Angelica: I would say things are pretty tense right now in the hospital. I think in general, most Americans, most New Yorkers are pretty anxious right now. And I’d say health-care workers have that baseline anxiety, plus the addition of their own safety and also just the regular work anxiety that we already have. We work 27-hour shifts. We work 14-to-18-hour shifts; we’re already kind of stressed as it is. So, yes, things are pretty tense right now. I’d say that there’s a lot of concern about what’s coming. I think that right now things are manageable. Our job is, yeah, maybe a little bit more tense than usual, but it’s still manageable. But I think that we all are seeing that it’s going to become unmanageable very soon. It kind of feels like we’re all just watching a car crash happen really slowly, and you just can’t stop it.
Hamblin: What is going to run out first? Is it the ventilators or the masks or [...] If people don’t feel protected and you start running low on masks or rationing them in ways that the staff feel uncomfortable, or if the staff get sick, you could simply run out of people to operate ventilators versus actually running out of ventilators. I don’t mean to pose these terrible scenarios. I just, you know, am trying to plan out what can possibly be done to prevent this situation.
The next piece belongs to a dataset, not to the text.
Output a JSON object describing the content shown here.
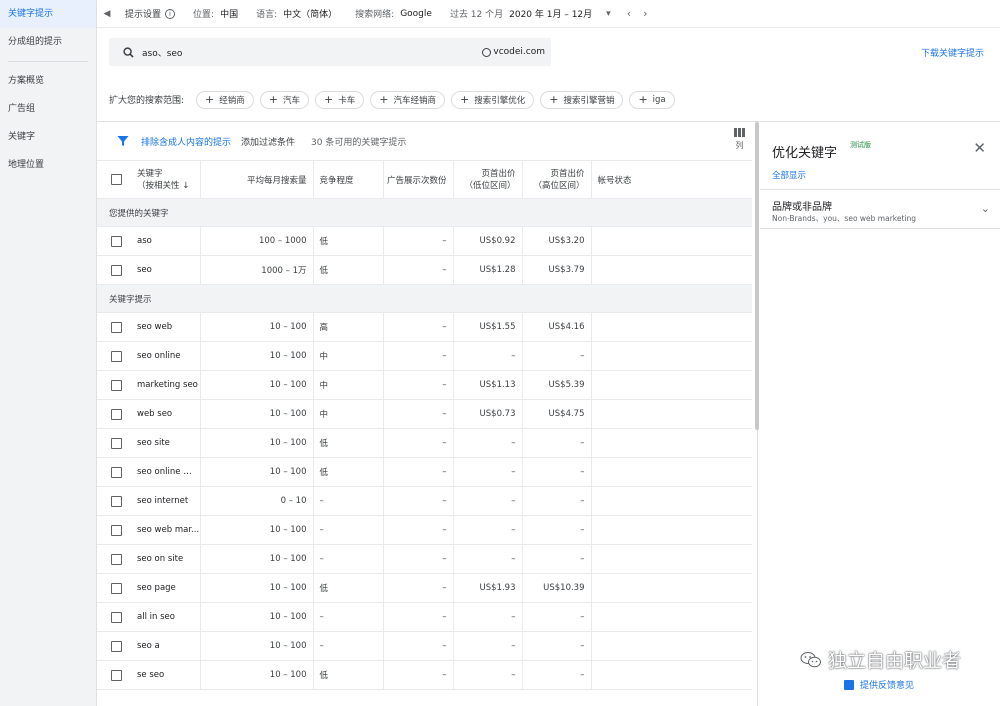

Angelica: Right. The masks and the other PPE are running out right now. I think that’s the most urgent issue. And we are working on getting more. I’ve kind of taken it upon myself, at least in my program, to be kind of this mask collector. Literally, today I drove around New York City and picked up random donations from different people, which is how I’m spending my days off.
Wells: Where are you getting donations? Like, who has masks?
Angelica: So starting a couple days ago, I have just started calling and emailing random businesses that I can think of. I’ve gotten some donations from veterinary clinics. I’m reaching out to different departments like research labs. On my list is dental clinics. I actually just got some donations from an art department, from their ceramics department. I also recently posted things on social media, and I’ve gotten a lot of responses from people who just, like, have two extra boxes at home, and they want to send them or drop them off.